E os seus pregadores de resignação são os que mais vociferam, mas é justamente a esses que me apraz gritar ao ouvido: “Sim! Eu sou Zaratustra o ímpio!”


Os pregadores de resignação! Onde quer que haja ruindade, enfermidade e tinha, arrastam-se como piolhos e só por nojo os não esmago!


Pois bem! Eis o sermão que lhes prego ao ouvido: eu sou Zaratustra, o ímpio que diz: “Quem há mais ímpio de que eu, para me regozijar com a sua ensinança?”


Eu sou Zaratustra, o ímpio: aonde encontrarei semelhantes meus? Semelhantes meus são todos os que se dão a si próprios, à sua vontade se desprendem de toda a resignação.


Eu sou Zaratustra, o ímpio; no meu caldeirão cozo todos os sucessos; e só quando estão em ponto é que lhes dou as boas-vindas como sustento meu.


E mais de um acidente se me aproximou com ares de senhor; mas a minha vontade falou-lhe de uma maneira ainda mais dominante, e logo se me ajoelhou aos pés, suplicando-me lhe desse asilo e acolhesse cordialmente, dizendo em tom adulador: “Olha Zaratustra: só um amigo pode aproximar-se assim de um amigo!”


A quem falar, porém, quando ninguém tem os meus ouvidos? Por isso quero gritar a todos os ventos:


Gente mesquinha, cada vez vos amesquinhais mais! Gente acomodaticia, estai-vos esmigalhando! E acabareis por irdes a pique com a vossa infinidade de minguadas virtudes, minguadas comissões e de minguada resignação.

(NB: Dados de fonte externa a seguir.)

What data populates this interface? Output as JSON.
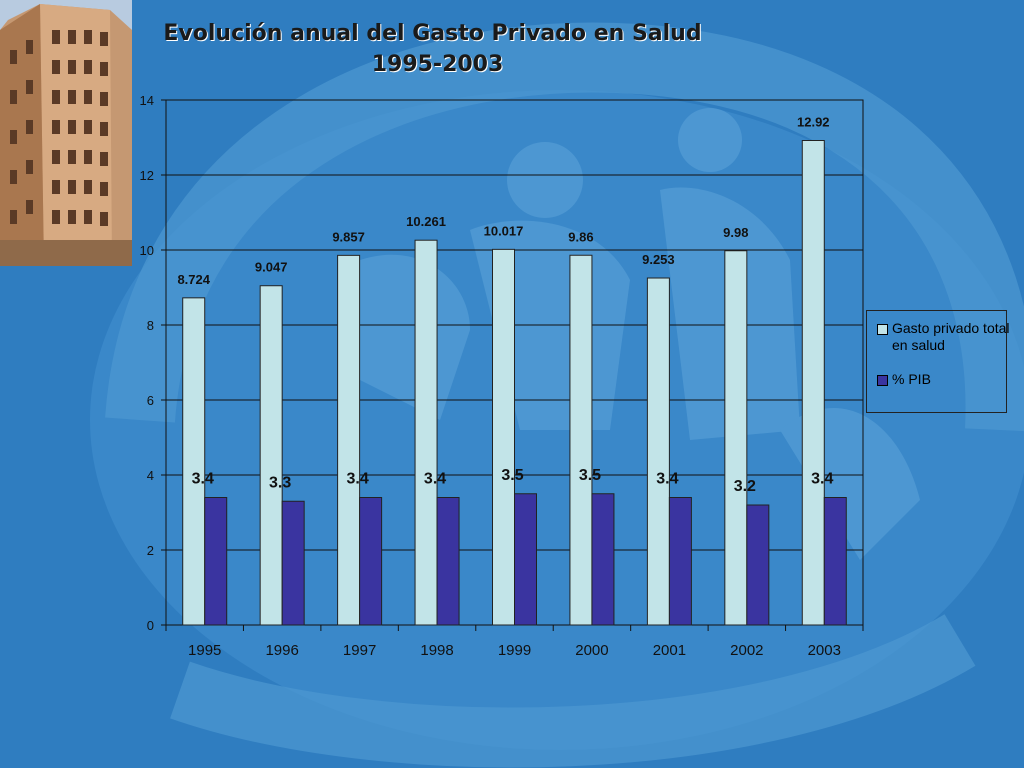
{
  "title": {
    "line1": "Evolución anual del Gasto Privado en Salud",
    "line2": "1995-2003"
  },
  "colors": {
    "background": "#2f7dc0",
    "gasto_bar": "#c2e4e8",
    "pib_bar": "#3a34a0",
    "gridline": "#111111"
  },
  "chart_data": {
    "type": "bar",
    "title": "Evolución anual del Gasto Privado en Salud 1995-2003",
    "categories": [
      "1995",
      "1996",
      "1997",
      "1998",
      "1999",
      "2000",
      "2001",
      "2002",
      "2003"
    ],
    "series": [
      {
        "name": "Gasto privado total en salud",
        "values": [
          8.724,
          9.047,
          9.857,
          10.261,
          10.017,
          9.86,
          9.253,
          9.98,
          12.92
        ],
        "labels": [
          "8.724",
          "9.047",
          "9.857",
          "10.261",
          "10.017",
          "9.86",
          "9.253",
          "9.98",
          "12.92"
        ]
      },
      {
        "name": "% PIB",
        "values": [
          3.4,
          3.3,
          3.4,
          3.4,
          3.5,
          3.5,
          3.4,
          3.2,
          3.4
        ],
        "labels": [
          "3.4",
          "3.3",
          "3.4",
          "3.4",
          "3.5",
          "3.5",
          "3.4",
          "3.2",
          "3.4"
        ]
      }
    ],
    "ylim": [
      0,
      14
    ],
    "yticks": [
      "0",
      "2",
      "4",
      "6",
      "8",
      "10",
      "12",
      "14"
    ],
    "xlabel": "",
    "ylabel": "",
    "grid": true,
    "legend_position": "right"
  },
  "legend": {
    "item1": "Gasto privado total en salud",
    "item2": "% PIB"
  }
}
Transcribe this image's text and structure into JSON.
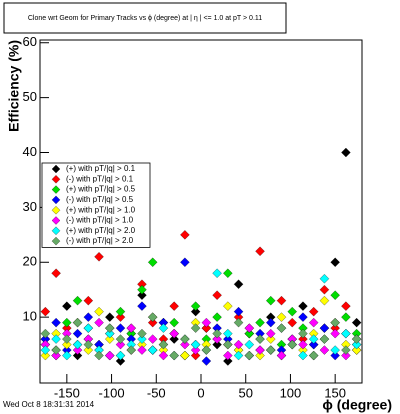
{
  "chart_data": {
    "type": "scatter",
    "title": "Clone wrt Geom for Primary Tracks vs ϕ (degree) at | η | <= 1.0 at pT > 0.11",
    "x_label": "ϕ (degree)",
    "y_label": "Efficiency (%)",
    "timestamp": "Wed Oct  8 18:31:31 2014",
    "x": [
      -174,
      -162,
      -150,
      -138,
      -126,
      -114,
      -102,
      -90,
      -78,
      -66,
      -54,
      -42,
      -30,
      -18,
      -6,
      6,
      18,
      30,
      42,
      54,
      66,
      78,
      90,
      102,
      114,
      126,
      138,
      150,
      162,
      174
    ],
    "xlim": [
      -180,
      180
    ],
    "xticks": [
      -150,
      -100,
      -50,
      0,
      50,
      100,
      150
    ],
    "ylim": [
      -2,
      60.5
    ],
    "yticks": [
      10,
      20,
      30,
      40,
      50,
      60
    ],
    "series": [
      {
        "name": "(+) with pT/|q| > 0.1",
        "color": "#000000",
        "values": [
          6,
          4,
          12,
          3,
          8,
          5,
          10,
          2,
          7,
          14,
          4,
          9,
          6,
          3,
          11,
          8,
          5,
          2,
          16,
          7,
          4,
          10,
          3,
          6,
          12,
          5,
          8,
          20,
          40,
          9
        ]
      },
      {
        "name": "(-) with pT/|q| > 0.1",
        "color": "#ff0000",
        "values": [
          11,
          18,
          8,
          5,
          13,
          21,
          7,
          10,
          4,
          16,
          9,
          6,
          12,
          25,
          3,
          8,
          14,
          5,
          10,
          7,
          22,
          4,
          13,
          9,
          6,
          11,
          15,
          8,
          12,
          5
        ]
      },
      {
        "name": "(+) with pT/|q| > 0.5",
        "color": "#00dd00",
        "values": [
          5,
          3,
          9,
          13,
          6,
          4,
          8,
          11,
          7,
          15,
          20,
          5,
          9,
          3,
          12,
          6,
          10,
          18,
          4,
          7,
          9,
          13,
          5,
          11,
          8,
          3,
          6,
          14,
          10,
          7
        ]
      },
      {
        "name": "(-) with pT/|q| > 0.5",
        "color": "#0000ff",
        "values": [
          6,
          9,
          4,
          7,
          10,
          5,
          3,
          8,
          6,
          12,
          4,
          9,
          7,
          20,
          5,
          2,
          8,
          6,
          11,
          3,
          7,
          9,
          4,
          6,
          10,
          5,
          8,
          3,
          7,
          4
        ]
      },
      {
        "name": "(+) with pT/|q| > 1.0",
        "color": "#ffff00",
        "values": [
          3,
          7,
          5,
          9,
          4,
          11,
          6,
          3,
          8,
          5,
          10,
          4,
          7,
          3,
          9,
          5,
          6,
          12,
          4,
          8,
          3,
          6,
          10,
          5,
          4,
          7,
          13,
          9,
          5,
          4
        ]
      },
      {
        "name": "(-) with pT/|q| > 1.0",
        "color": "#ff00ff",
        "values": [
          5,
          3,
          7,
          4,
          6,
          9,
          3,
          5,
          8,
          4,
          6,
          3,
          7,
          5,
          4,
          9,
          6,
          3,
          5,
          8,
          4,
          7,
          3,
          6,
          5,
          9,
          4,
          7,
          3,
          6
        ]
      },
      {
        "name": "(+) with pT/|q| > 2.0",
        "color": "#00ffff",
        "values": [
          4,
          6,
          3,
          5,
          8,
          4,
          7,
          3,
          5,
          6,
          4,
          8,
          3,
          6,
          5,
          4,
          18,
          7,
          3,
          5,
          6,
          4,
          8,
          5,
          3,
          6,
          17,
          4,
          7,
          5
        ]
      },
      {
        "name": "(-) with pT/|q| > 2.0",
        "color": "#66aa66",
        "values": [
          7,
          4,
          6,
          9,
          5,
          3,
          8,
          6,
          4,
          7,
          10,
          5,
          3,
          6,
          8,
          4,
          7,
          5,
          9,
          3,
          6,
          4,
          8,
          5,
          7,
          3,
          6,
          9,
          4,
          6
        ]
      }
    ]
  }
}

O vosso solo é demasiado fofo e mole! E para uma árvore se tornar grande tem que se abraçar a duras rochas com duras raízes.


Até o que omitís a tecer a teia do futuro dos homens, até o vosso nada é uma teia de aranha e uma aranha que vive o sangue do futuro.


E quando recebeis é como se furtásseis, mesquinhos e virtuosos; até entre ladrões, contudo, diz a honra: “Só se deve furtar onde não se pode saquear”.


Isto dá-se: tal é também uma doutrina de resignação; mas eu vos digo, a vós que amais as vossas comodidades: isto toma-se e tomar-se-á sempre ainda mais de vós.


Ai! se não acabardes de uma vez com essa vontade a meias! Não saberdes ser decididos tanto para a preguiça como para a ação!


Ai! se não compreenderdes estas palavras minhas: “Fazei sempre o que quiserdes; mas sede desde logo daqueles que podem querer!”


“Amais sempre o vosso próximo como a vós mesmos: mas sede desde logo dos que se amam a si mesmos — dos que se amam com grande desdém”.


Assim falava Zaratustra, o ímpio.


“Mas, para que falar, quando ninguém tem os meus ouvidos? Ainda é hora demasiada matutina para mim.


Eu sou entre esta gente o meu próprio precursor, o meu próprio canto de galo nas ruas escuras.


Chega, porém, a sua hora! Chega também a minha! A cada hora se tornam mais pequenos, mais pobres, mais estéreis: pobre erva! pobre terra!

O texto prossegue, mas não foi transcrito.